Reporters, like everyone else, act ethically - or unethically - because of the type of people they are. Certainly, there are sticky situations and borderline ones. But that is more a test of individual maturity and basic honesty than anything else.
What sets the press apart, insist the authors, is an ``obligation,'' ``duty,'' and ``requirement'' to serve the public.
And here they are undoubtedly right. Public service would add an extra, if not special, dimension to the general expectation of ethical behavior that we have a right to demand of everybody.
For the press, it raises unique problems in reporting hostage or terrorist events, situations involving national security, and real-life dramas that involve personal, sometimes intimate, details of people's lives.
When does the responsibility to report the facts and the public's right to know end and invasion of privacy begin?

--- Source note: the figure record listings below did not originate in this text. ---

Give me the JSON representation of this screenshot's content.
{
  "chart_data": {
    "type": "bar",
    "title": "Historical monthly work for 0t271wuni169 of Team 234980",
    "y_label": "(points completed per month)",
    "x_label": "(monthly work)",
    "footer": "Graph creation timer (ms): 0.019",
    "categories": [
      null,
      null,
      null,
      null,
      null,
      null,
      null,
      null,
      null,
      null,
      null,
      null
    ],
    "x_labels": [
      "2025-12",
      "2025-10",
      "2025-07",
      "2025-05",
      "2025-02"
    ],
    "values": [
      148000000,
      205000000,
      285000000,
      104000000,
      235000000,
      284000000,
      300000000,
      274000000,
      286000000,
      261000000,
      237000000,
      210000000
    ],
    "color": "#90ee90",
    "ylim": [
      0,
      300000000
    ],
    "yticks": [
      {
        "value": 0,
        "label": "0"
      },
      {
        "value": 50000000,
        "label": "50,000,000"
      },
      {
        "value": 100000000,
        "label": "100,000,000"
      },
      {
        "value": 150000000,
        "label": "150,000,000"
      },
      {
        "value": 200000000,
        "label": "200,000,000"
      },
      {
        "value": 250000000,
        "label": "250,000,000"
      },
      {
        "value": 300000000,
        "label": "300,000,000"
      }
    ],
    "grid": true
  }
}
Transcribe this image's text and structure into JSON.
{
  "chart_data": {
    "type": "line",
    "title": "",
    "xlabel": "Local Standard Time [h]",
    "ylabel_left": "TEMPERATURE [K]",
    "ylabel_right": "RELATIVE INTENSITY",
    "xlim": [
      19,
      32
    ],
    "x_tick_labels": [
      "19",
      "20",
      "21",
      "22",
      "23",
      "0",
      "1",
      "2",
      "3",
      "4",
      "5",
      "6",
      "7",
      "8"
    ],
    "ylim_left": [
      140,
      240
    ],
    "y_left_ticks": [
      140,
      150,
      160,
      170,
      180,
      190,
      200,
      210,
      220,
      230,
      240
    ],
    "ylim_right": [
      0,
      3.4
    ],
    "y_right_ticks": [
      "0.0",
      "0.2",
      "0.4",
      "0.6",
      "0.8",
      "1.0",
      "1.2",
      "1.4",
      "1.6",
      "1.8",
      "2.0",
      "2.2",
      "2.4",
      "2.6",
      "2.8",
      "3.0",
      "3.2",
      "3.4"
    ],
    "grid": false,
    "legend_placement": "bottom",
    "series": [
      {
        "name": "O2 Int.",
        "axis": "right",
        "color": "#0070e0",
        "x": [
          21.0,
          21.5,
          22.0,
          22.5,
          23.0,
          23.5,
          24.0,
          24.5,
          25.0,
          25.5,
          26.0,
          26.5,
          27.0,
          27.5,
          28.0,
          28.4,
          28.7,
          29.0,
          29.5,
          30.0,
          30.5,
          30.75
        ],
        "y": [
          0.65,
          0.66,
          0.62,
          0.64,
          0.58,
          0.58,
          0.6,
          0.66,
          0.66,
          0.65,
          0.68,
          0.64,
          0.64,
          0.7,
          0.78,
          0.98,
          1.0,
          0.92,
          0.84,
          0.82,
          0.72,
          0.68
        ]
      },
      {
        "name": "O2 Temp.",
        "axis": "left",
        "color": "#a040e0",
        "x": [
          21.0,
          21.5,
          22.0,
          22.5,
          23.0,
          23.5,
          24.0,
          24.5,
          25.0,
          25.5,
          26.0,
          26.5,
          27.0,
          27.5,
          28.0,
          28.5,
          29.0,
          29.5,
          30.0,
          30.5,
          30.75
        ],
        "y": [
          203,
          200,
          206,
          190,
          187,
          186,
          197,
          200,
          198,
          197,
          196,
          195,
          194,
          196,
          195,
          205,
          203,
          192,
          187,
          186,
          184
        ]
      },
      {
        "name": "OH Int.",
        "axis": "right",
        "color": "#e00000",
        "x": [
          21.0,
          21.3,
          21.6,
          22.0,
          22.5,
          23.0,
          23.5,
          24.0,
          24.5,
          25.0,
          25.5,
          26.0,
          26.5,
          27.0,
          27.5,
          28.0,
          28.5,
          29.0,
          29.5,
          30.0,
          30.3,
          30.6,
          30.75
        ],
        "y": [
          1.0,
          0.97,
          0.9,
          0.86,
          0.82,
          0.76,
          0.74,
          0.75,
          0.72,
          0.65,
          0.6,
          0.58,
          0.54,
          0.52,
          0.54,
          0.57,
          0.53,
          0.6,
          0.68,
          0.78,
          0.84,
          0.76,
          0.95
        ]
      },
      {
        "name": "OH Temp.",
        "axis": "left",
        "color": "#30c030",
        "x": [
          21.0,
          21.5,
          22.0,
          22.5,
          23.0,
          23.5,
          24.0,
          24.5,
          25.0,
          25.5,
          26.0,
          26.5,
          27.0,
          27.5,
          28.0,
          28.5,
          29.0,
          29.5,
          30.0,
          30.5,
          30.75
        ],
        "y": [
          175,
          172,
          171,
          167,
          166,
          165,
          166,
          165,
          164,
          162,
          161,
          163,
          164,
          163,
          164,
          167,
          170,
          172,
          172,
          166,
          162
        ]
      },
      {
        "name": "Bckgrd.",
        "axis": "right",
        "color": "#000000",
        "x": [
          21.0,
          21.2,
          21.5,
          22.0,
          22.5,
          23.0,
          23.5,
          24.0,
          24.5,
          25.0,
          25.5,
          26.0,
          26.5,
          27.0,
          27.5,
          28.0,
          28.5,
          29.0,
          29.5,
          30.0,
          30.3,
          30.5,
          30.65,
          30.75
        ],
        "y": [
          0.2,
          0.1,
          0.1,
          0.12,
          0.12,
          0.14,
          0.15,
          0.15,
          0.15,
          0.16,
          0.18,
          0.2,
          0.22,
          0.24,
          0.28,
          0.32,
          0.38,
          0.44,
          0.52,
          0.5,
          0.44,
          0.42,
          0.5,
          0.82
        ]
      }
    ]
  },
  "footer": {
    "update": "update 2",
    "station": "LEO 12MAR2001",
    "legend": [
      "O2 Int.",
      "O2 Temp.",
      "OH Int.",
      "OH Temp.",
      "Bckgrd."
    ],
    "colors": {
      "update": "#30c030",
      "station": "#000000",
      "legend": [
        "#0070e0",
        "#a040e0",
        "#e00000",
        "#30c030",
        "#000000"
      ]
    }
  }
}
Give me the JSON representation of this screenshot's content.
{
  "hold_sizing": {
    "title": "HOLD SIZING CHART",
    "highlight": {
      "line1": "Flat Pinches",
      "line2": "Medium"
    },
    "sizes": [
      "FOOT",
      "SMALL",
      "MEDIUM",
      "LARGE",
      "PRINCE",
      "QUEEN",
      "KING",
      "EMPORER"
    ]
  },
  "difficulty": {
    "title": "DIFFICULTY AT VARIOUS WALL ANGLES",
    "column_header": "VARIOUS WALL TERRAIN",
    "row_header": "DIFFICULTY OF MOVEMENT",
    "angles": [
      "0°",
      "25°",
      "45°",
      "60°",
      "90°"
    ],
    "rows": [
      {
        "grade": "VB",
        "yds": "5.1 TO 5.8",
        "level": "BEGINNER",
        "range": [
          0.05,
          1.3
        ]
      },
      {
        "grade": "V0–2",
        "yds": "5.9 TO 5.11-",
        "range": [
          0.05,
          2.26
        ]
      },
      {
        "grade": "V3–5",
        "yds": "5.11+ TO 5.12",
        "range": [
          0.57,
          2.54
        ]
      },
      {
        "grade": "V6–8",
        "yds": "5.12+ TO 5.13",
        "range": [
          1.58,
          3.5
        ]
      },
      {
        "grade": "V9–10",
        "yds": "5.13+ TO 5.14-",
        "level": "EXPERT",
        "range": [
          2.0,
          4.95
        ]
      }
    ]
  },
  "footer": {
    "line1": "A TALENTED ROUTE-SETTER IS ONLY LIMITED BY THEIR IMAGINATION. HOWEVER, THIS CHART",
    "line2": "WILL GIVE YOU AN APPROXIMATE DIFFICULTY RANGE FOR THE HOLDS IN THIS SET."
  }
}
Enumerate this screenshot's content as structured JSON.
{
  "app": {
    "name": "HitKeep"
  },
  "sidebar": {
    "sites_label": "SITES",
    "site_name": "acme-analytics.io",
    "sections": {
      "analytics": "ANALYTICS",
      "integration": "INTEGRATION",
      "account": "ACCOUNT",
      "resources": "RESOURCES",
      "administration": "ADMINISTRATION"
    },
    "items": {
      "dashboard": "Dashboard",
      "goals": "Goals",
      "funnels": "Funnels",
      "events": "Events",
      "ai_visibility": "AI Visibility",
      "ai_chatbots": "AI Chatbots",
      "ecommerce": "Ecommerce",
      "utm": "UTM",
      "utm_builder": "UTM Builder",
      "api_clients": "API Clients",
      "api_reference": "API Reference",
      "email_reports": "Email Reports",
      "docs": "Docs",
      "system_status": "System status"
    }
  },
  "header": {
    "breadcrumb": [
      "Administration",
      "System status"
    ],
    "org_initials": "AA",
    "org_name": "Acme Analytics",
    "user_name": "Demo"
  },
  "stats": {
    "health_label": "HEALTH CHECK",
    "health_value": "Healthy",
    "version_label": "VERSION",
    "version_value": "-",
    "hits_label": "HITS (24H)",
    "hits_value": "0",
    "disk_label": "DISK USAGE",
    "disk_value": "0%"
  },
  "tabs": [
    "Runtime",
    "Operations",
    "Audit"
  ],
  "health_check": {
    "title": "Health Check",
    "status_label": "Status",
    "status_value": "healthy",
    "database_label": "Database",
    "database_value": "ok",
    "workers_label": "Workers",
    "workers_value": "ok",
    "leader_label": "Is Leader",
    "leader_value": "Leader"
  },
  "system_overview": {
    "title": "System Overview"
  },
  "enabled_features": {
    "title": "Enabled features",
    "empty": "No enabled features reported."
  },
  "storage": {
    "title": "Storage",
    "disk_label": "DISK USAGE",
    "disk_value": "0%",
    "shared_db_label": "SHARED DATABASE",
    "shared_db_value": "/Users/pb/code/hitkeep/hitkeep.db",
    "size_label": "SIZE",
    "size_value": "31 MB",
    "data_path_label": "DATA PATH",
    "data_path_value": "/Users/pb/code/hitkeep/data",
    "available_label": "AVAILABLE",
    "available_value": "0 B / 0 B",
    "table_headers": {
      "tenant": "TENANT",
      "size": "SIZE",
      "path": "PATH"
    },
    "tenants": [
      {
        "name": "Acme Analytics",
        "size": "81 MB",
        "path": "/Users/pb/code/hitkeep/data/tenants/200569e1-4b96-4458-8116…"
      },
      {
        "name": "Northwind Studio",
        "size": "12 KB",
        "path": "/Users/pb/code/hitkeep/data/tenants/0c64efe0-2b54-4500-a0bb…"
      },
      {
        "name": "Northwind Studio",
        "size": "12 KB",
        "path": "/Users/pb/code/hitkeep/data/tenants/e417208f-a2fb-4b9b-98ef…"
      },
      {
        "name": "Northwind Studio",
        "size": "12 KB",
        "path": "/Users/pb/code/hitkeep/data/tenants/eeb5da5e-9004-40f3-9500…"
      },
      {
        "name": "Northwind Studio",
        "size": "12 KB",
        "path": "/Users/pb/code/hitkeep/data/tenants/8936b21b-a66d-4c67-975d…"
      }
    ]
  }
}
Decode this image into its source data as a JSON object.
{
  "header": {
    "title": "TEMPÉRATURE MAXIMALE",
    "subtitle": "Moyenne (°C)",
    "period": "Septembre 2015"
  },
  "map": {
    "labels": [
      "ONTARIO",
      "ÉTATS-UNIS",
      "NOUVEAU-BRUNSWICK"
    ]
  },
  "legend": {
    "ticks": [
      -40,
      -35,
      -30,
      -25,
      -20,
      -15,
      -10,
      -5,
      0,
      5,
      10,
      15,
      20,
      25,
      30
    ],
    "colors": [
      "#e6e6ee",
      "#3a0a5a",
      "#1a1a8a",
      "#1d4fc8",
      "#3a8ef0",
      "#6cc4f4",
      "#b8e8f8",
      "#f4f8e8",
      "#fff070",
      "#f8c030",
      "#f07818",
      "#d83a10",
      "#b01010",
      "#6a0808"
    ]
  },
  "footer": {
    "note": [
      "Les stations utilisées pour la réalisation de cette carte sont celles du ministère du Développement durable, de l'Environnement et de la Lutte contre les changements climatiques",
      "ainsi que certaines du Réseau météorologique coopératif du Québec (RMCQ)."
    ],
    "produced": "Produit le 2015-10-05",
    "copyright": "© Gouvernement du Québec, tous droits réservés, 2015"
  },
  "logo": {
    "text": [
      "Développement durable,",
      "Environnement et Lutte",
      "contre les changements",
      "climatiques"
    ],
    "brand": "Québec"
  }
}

Here Klaidman and Beauchamp descend from their moralistic soapbox and realistically examine media case studies. Among others, they generally praise the press for its coverage of the Baby Jane Doe story - which involved the role of government in decisions involving life and death of defective newborns. ``The human dimensions were not only presented fully, but in a tasteful, fair, and compassionate manner,'' the authors say.
But the press acted with less accuracy - and responsibility - in reporting the barroom rape saga at Big Dan's Tavern in New Bedford, Mass., they say. Incorrect reports of cheering, laughing witnesses to this crime - based on false evidence - were compounded by newspapers across the country. And this left a slanted over-all impression of the entire situation, and a public bitterness about many of the Portuguese residents of this area. Although later some newspapers corrected the misinformation, the first impression lingers.
The authors also detail changing views of newspapers over the past two years in reporting the story of AIDS. Here they found editors faced with the dilemma of offending readers with explicit, often unsavory, information or meeting their responsibility to give public service information about this disease. This is the ``balancing'' act they initially refer to.
Ironically, ``The Virtuous Journalist'' itself does a balancing act. And unfortunately, from a reader's standpoint, it may not all be to its credit.
Scholars are committed to present various sides of an issue. And for this reason, they are often accused of a lack of commitment. Virtue and journalism are not mutually exclusive. Simply, the virtuous journalist is one who is doing his job right - in honoring a commitment to a free and aggressive press as well as to a society built on individual rights and privacy. In this case, the devotion to free and virtuous press is there. And it would have been better if the authors had more clearly stated it.